The Whispering Skull by Jonathan Stroud
Published by Disney Hyperion
Genres: Children’s, Paranormal, Horror
For Fans of: The Bartimaeus Sequence, Skulduggery Pleasant, cool heroines, and, middle grade novels that read like YA.
My Rating: 4 stars out of 5.
In the six months since Anthony, Lucy, and George survived a night in
the most haunted house in England, Lockwood & Co. hasn’t made much progress. Quill Kipps and his team of Fittes agents keep swooping in on Lockwood’s investigations. Finally, in a fit of anger, Anthony challenges his rival to a contest: the next time the two agencies compete on a job, the losing side will have to admit defeat in the Times newspaper. Things look up when a new client, Mr. Saunders, hires Lockwood & Co. to be present at the excavation of Edmund Bickerstaff, a Victorian doctor who reportedly tried to communicate with the dead. Saunders needs the coffin sealed with silver to prevent any supernatural trouble. All goes well—until George’s curiosity attracts a horrible phantom. Back home at Portland Row, Lockwood accuses George of making too many careless mistakes. Lucy is distracted by urgent whispers coming from the skull in the ghost jar. Then the team is summoned to DEPRAC headquarters. Kipps is there too, much to Lockwood’s annoyance. Bickerstaff’s coffin was raided and a strange glass object buried with the corpse has vanished. Inspector Barnes believes the relic to be highly dangerous, and he wants it found.
This review is late because life likes to keep me busy sometimes. I apologize.
I have read the Bartimaeus Sequence five times. I recommend it to all my friends so passionately, it’s a miracle I haven’t hit any of them in the face with the books and forced them to read it. Yet. I was even contemplating another reread sometime this month. Basically, if you tell me Jonathan Stroud’s written it, I will shove aside the children the book is meant for in order to read it.
(Disclaimer: I’m not really going to shove children aside. That’s me being melodramatic. You know what I mean)
Like the Bartimaeus Sequence, Lockwood & Co. is set in an alternate England. But instead of djinns, afrits, imps and magicians, the Brits have to deal with hauntings galore. Yup, you heard me. A ghost epidemic. The poor sods.
The Whispering Skull is the second book in the series, set six months after the events that took place in The Screaming Staircase. Picking up the pace from the first one, TWS sees Lockwood & Co. a little busier than they were accustomed to, thanks to the shiny reputation they gained after solving a case in one of England’s most haunted houses.
The characters had grown some since we last saw them. Lockwood, while still charming as hell, was given an air of mystery. No, wait. That’s not very accurate. His pre-existing air of mystery was intensified. He was given a layer of darkness that wasn’t very visible in the first book. And it was done so gradually, so artfully, that it didn’t seem at all out of place. The first book gave you the nagging feeling that there was more to Lockwood than the charming, charismatic boy he appeared to be. The second book validated those feelings.

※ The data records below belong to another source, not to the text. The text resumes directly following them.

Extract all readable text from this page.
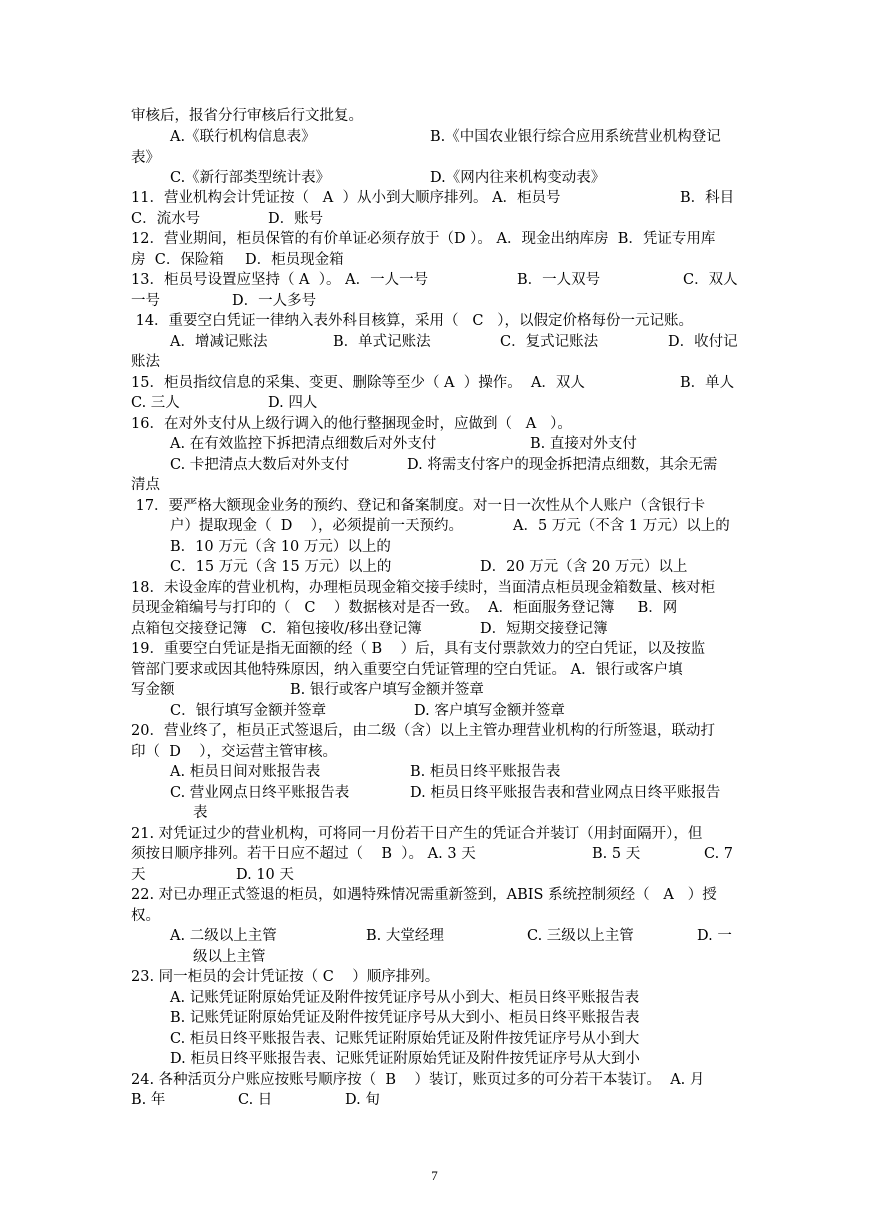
审核后，报省分行审核后行文批复。
A.《联行机构信息表》	B.《中国农业银行综合应用系统营业机构登记
表》
C.《新行部类型统计表》	D.《网内往来机构变动表》
11．营业机构会计凭证按（   A  ）从小到大顺序排列。 A．柜员号	B．科目
C．流水号	D．账号
12．营业期间，柜员保管的有价单证必须存放于（D ）。 A．现金出纳库房  B．凭证专用库
房  C．保险箱 D．柜员现金箱
13．柜员号设置应坚持（ A  ）。 A．一人一号	B．一人双号	C．双人
一号	D．一人多号
14．重要空白凭证一律纳入表外科目核算，采用（   C   ），以假定价格每份一元记账。
A．增减记账法	B．单式记账法	C．复式记账法	D．收付记
账法
15．柜员指纹信息的采集、变更、删除等至少（ A  ）操作。  A．双人	B．单人
C. 三人	D. 四人
16．在对外支付从上级行调入的他行整捆现金时，应做到（   A   ）。
A. 在有效监控下拆把清点细数后对外支付	B. 直接对外支付
C. 卡把清点大数后对外支付	D. 将需支付客户的现金拆把清点细数，其余无需
清点
17．要严格大额现金业务的预约、登记和备案制度。对一日一次性从个人账户（含银行卡
户）提取现金（  D    ），必须提前一天预约。	A．5 万元（不含 1 万元）以上的
B．10 万元（含 10 万元）以上的
C．15 万元（含 15 万元）以上的	D．20 万元（含 20 万元）以上
18．未设金库的营业机构，办理柜员现金箱交接手续时，当面清点柜员现金箱数量、核对柜
员现金箱编号与打印的（   C    ）数据核对是否一致。  A．柜面服务登记簿     B．网
点箱包交接登记簿   C．箱包接收/移出登记簿	D．短期交接登记簿
19．重要空白凭证是指无面额的经（ B    ）后，具有支付票款效力的空白凭证，以及按监
管部门要求或因其他特殊原因，纳入重要空白凭证管理的空白凭证。 A．银行或客户填
写金额	B. 银行或客户填写金额并签章
C．银行填写金额并签章	D. 客户填写金额并签章
20．营业终了，柜员正式签退后，由二级（含）以上主管办理营业机构的行所签退，联动打
印（  D    ），交运营主管审核。
A. 柜员日间对账报告表	B. 柜员日终平账报告表
C. 营业网点日终平账报告表	D. 柜员日终平账报告表和营业网点日终平账报告
表
21. 对凭证过少的营业机构，可将同一月份若干日产生的凭证合并装订（用封面隔开），但
须按日顺序排列。若干日应不超过（    B  ）。 A. 3 天	B. 5 天	C. 7
天	D. 10 天
22. 对已办理正式签退的柜员，如遇特殊情况需重新签到，ABIS 系统控制须经（   A   ）授
权。
A. 二级以上主管	B. 大堂经理	C. 三级以上主管	D. 一
级以上主管
23. 同一柜员的会计凭证按（ C    ）顺序排列。
A. 记账凭证附原始凭证及附件按凭证序号从小到大、柜员日终平账报告表
B. 记账凭证附原始凭证及附件按凭证序号从大到小、柜员日终平账报告表
C. 柜员日终平账报告表、记账凭证附原始凭证及附件按凭证序号从小到大
D. 柜员日终平账报告表、记账凭证附原始凭证及附件按凭证序号从大到小
24. 各种活页分户账应按账号顺序按（  B    ）装订，账页过多的可分若干本装订。  A. 月
B. 年	C. 日	D. 旬
7
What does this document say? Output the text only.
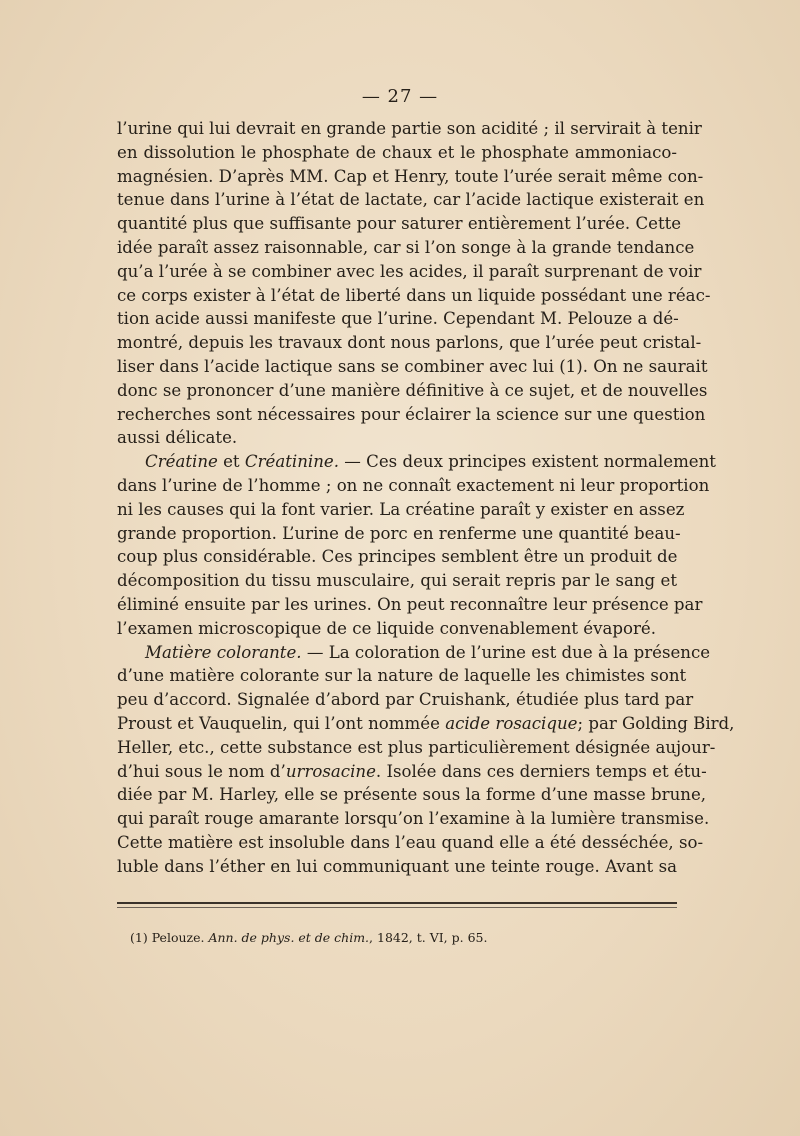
— 27 —
l’urine qui lui devrait en grande partie son acidité ; il servirait à tenir
en dissolution le phosphate de chaux et le phosphate ammoniaco-
magnésien. D’après MM. Cap et Henry, toute l’urée serait même con-
tenue dans l’urine à l’état de lactate, car l’acide lactique existerait en
quantité plus que suffisante pour saturer entièrement l’urée. Cette
idée paraît assez raisonnable, car si l’on songe à la grande tendance
qu’a l’urée à se combiner avec les acides, il paraît surprenant de voir
ce corps exister à l’état de liberté dans un liquide possédant une réac-
tion acide aussi manifeste que l’urine. Cependant M. Pelouze a dé-
montré, depuis les travaux dont nous parlons, que l’urée peut cristal-
liser dans l’acide lactique sans se combiner avec lui (1). On ne saurait
donc se prononcer d’une manière définitive à ce sujet, et de nouvelles
recherches sont nécessaires pour éclairer la science sur une question
aussi délicate.
Créatine et Créatinine. — Ces deux principes existent normalement
dans l’urine de l’homme ; on ne connaît exactement ni leur proportion
ni les causes qui la font varier. La créatine paraît y exister en assez
grande proportion. L’urine de porc en renferme une quantité beau-
coup plus considérable. Ces principes semblent être un produit de
décomposition du tissu musculaire, qui serait repris par le sang et
éliminé ensuite par les urines. On peut reconnaître leur présence par
l’examen microscopique de ce liquide convenablement évaporé.
Matière colorante. — La coloration de l’urine est due à la présence
d’une matière colorante sur la nature de laquelle les chimistes sont
peu d’accord. Signalée d’abord par Cruishank, étudiée plus tard par
Proust et Vauquelin, qui l’ont nommée acide rosacique; par Golding Bird,
Heller, etc., cette substance est plus particulièrement désignée aujour-
d’hui sous le nom d’urrosacine. Isolée dans ces derniers temps et étu-
diée par M. Harley, elle se présente sous la forme d’une masse brune,
qui paraît rouge amarante lorsqu’on l’examine à la lumière transmise.
Cette matière est insoluble dans l’eau quand elle a été desséchée, so-
luble dans l’éther en lui communiquant une teinte rouge. Avant sa
(1) Pelouze. Ann. de phys. et de chim., 1842, t. VI, p. 65.
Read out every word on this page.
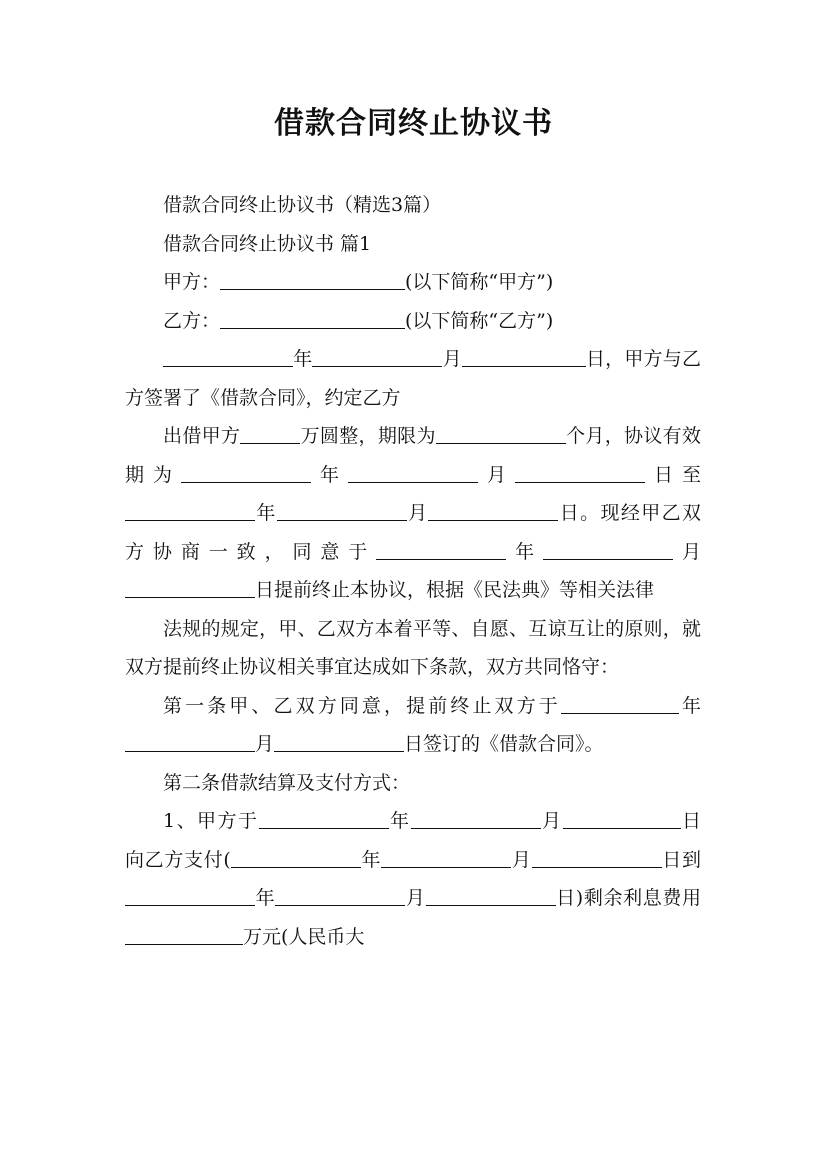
借款合同终止协议书

借款合同终止协议书（精选3篇）

借款合同终止协议书 篇1

甲方：	(以下简称“甲方”)

乙方：	(以下简称“乙方”)

年	月	日，甲方与乙方签署了《借款合同》，约定乙方

出借甲方	万圆整，期限为	个月，协议有效期为	年	月	日至年	月	日。现经甲乙双方协商一致，同意于	年	月日提前终止本协议，根据《民法典》等相关法律

法规的规定，甲、乙双方本着平等、自愿、互谅互让的原则，就双方提前终止协议相关事宜达成如下条款，双方共同恪守：

第一条甲、乙双方同意，提前终止双方于	年月	日签订的《借款合同》。

第二条借款结算及支付方式：

1、甲方于	年	月	日向乙方支付(	年	月	日到年	月	日)剩余利息费用万元(人民币大
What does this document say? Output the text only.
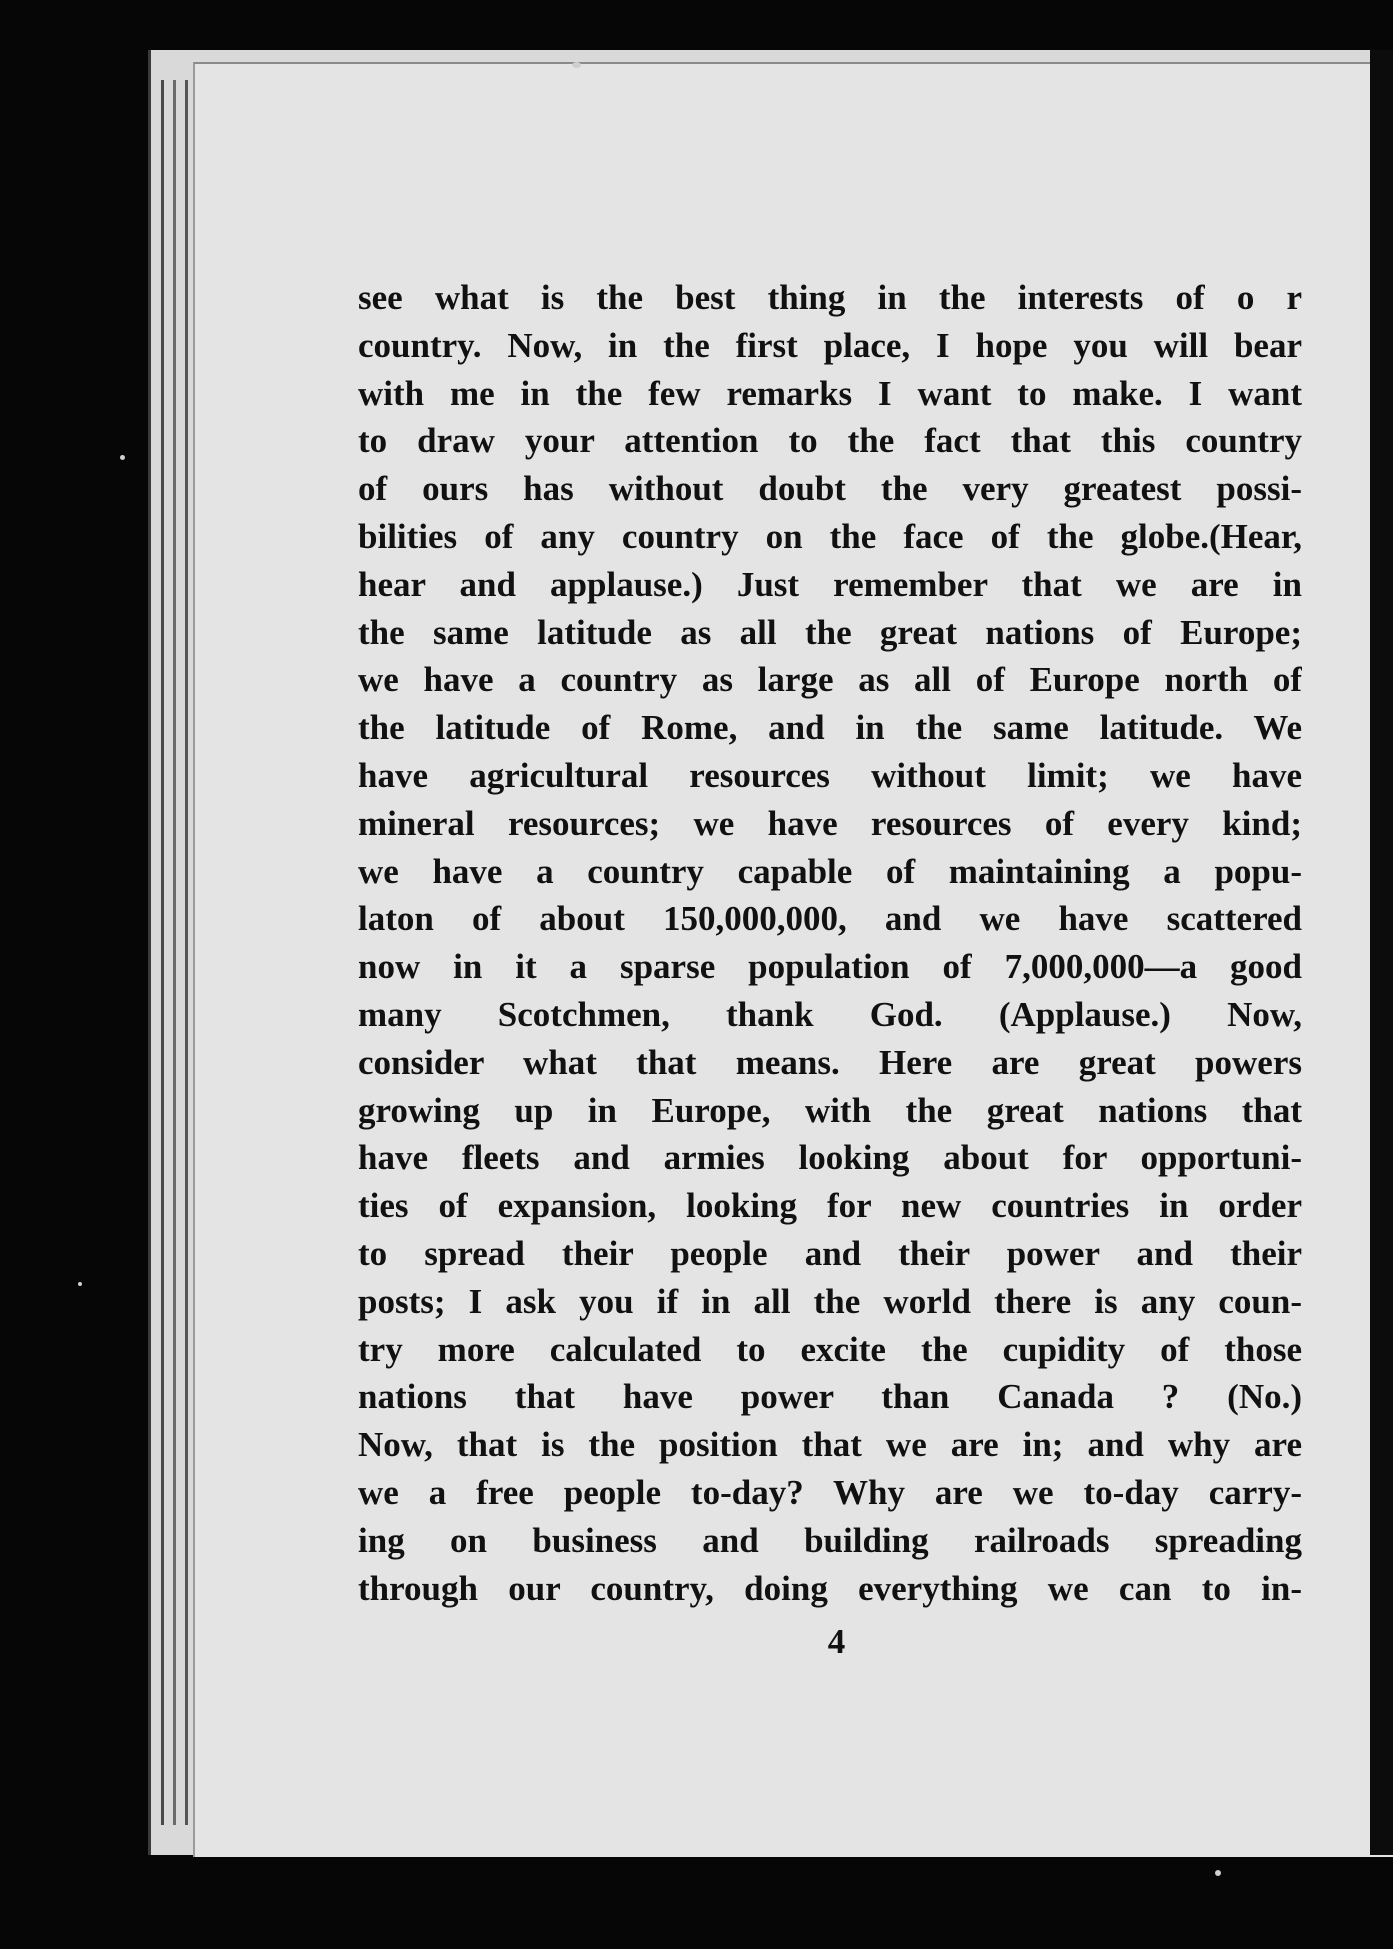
see what is the best thing in the interests of o r
country. Now, in the first place, I hope you will bear
with me in the few remarks I want to make. I want
to draw your attention to the fact that this country
of ours has without doubt the very greatest possi-
bilities of any country on the face of the globe.(Hear,
hear and applause.) Just remember that we are in
the same latitude as all the great nations of Europe;
we have a country as large as all of Europe north of
the latitude of Rome, and in the same latitude. We
have agricultural resources without limit; we have
mineral resources; we have resources of every kind;
we have a country capable of maintaining a popu-
laton of about 150,000,000, and we have scattered
now in it a sparse population of 7,000,000—a good
many Scotchmen, thank God. (Applause.) Now,
consider what that means. Here are great powers
growing up in Europe, with the great nations that
have fleets and armies looking about for opportuni-
ties of expansion, looking for new countries in order
to spread their people and their power and their
posts; I ask you if in all the world there is any coun-
try more calculated to excite the cupidity of those
nations that have power than Canada ? (No.)
Now, that is the position that we are in; and why are
we a free people to-day? Why are we to-day carry-
ing on business and building railroads spreading
through our country, doing everything we can to in-
4
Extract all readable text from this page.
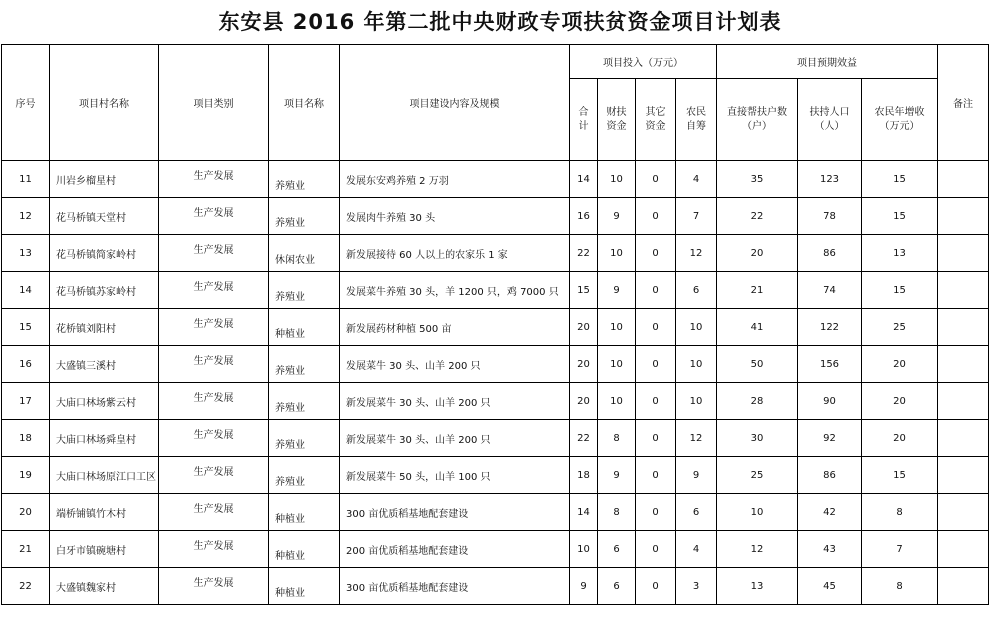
东安县 2016 年第二批中央财政专项扶贫资金项目计划表
序号	项目村名称	项目类别	项目名称	项目建设内容及规模	项目投入（万元）				项目预期效益			备注

					合计	财扶资金	其它资金	农民自筹	直接帮扶户数（户）	扶持人口（人）	农民年增收（万元）	

11	川岩乡榴星村	生产发展	养殖业	发展东安鸡养殖 2 万羽	14	10	0	4	35	123	15	
12	花马桥镇天堂村	生产发展	养殖业	发展肉牛养殖 30 头	16	9	0	7	22	78	15	
13	花马桥镇简家岭村	生产发展	休闲农业	新发展接待 60 人以上的农家乐 1 家	22	10	0	12	20	86	13	
14	花马桥镇苏家岭村	生产发展	养殖业	发展菜牛养殖 30 头，羊 1200 只，鸡 7000 只	15	9	0	6	21	74	15	
15	花桥镇刘阳村	生产发展	种植业	新发展药材种植 500 亩	20	10	0	10	41	122	25	
16	大盛镇三溪村	生产发展	养殖业	发展菜牛 30 头、山羊 200 只	20	10	0	10	50	156	20	
17	大庙口林场紫云村	生产发展	养殖业	新发展菜牛 30 头、山羊 200 只	20	10	0	10	28	90	20	
18	大庙口林场舜皇村	生产发展	养殖业	新发展菜牛 30 头、山羊 200 只	22	8	0	12	30	92	20	
19	大庙口林场原江口工区	生产发展	养殖业	新发展菜牛 50 头，山羊 100 只	18	9	0	9	25	86	15	
20	端桥铺镇竹木村	生产发展	种植业	300 亩优质稻基地配套建设	14	8	0	6	10	42	8	
21	白牙市镇碗塘村	生产发展	种植业	200 亩优质稻基地配套建设	10	6	0	4	12	43	7	
22	大盛镇魏家村	生产发展	种植业	300 亩优质稻基地配套建设	9	6	0	3	13	45	8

TWS showed us a side of George we hadn’t seen before. This kid was at risk of becoming your run-of-the-mill flat, static character whose sole purpose in the group was to act as comic relief. I have to admit, I was worried for him after The Screaming Staircase. But it turns out I should have trusted Stoud to do right by George. He’s still funny – in that dry, sarcastic, British way of his – but TWS showed us that he’s so much more than just the funny man. George is is a meticulous planner, an academic. He’s the order to Lucy and Lockwood’s chaos. He plans. He researches. He shakes his head at them when they leap before they look.
I said in my first review that Lucy had the potential to become a great heroine, and I am beyond pleased to see that her character is heading in that direction. She’s still uncertain, still growing and still wonderfully complex. But she’s slowly starting to come into her own – starting to trust herself and the people she’s around. I’m truly looking forward to see where the third book takes her.
If I’m being completely honest, the cast and the dialogue coming from the three main characters (and the skull) are probably the best things about this book. Which isn’t to say the rest of it was bad. Yes, the narrative reads like a YA novel thanks to Lucy’s vocabulary and manner of speaking (one of the things I love about Stroud’s writing) but it’s important to remember that this is still a children’s book. So the plot’s not overly complex, and it kind of lacks the punch that Stroud gave us in the Bartimaeus Sequence, and… it’s missing that sense of urgency of danger from his first series as well. And if you’re looking for the same wit and snark had us cackling with ol’ Barty, then you’re going to be disappointed. I mean, the snark’s there, just not at the same level as Barty’s.
But this could just be me nitpicking. It’s a good book overall. An enjoyable, if somewhat slow, read. The cast definitely makes up for any of it’s shortcomings, and I definitely do recommend it.
The big reveal at the end of the book was unfair, but promises good things about the next book. It’ll be very interesting to see how the story picks up from there.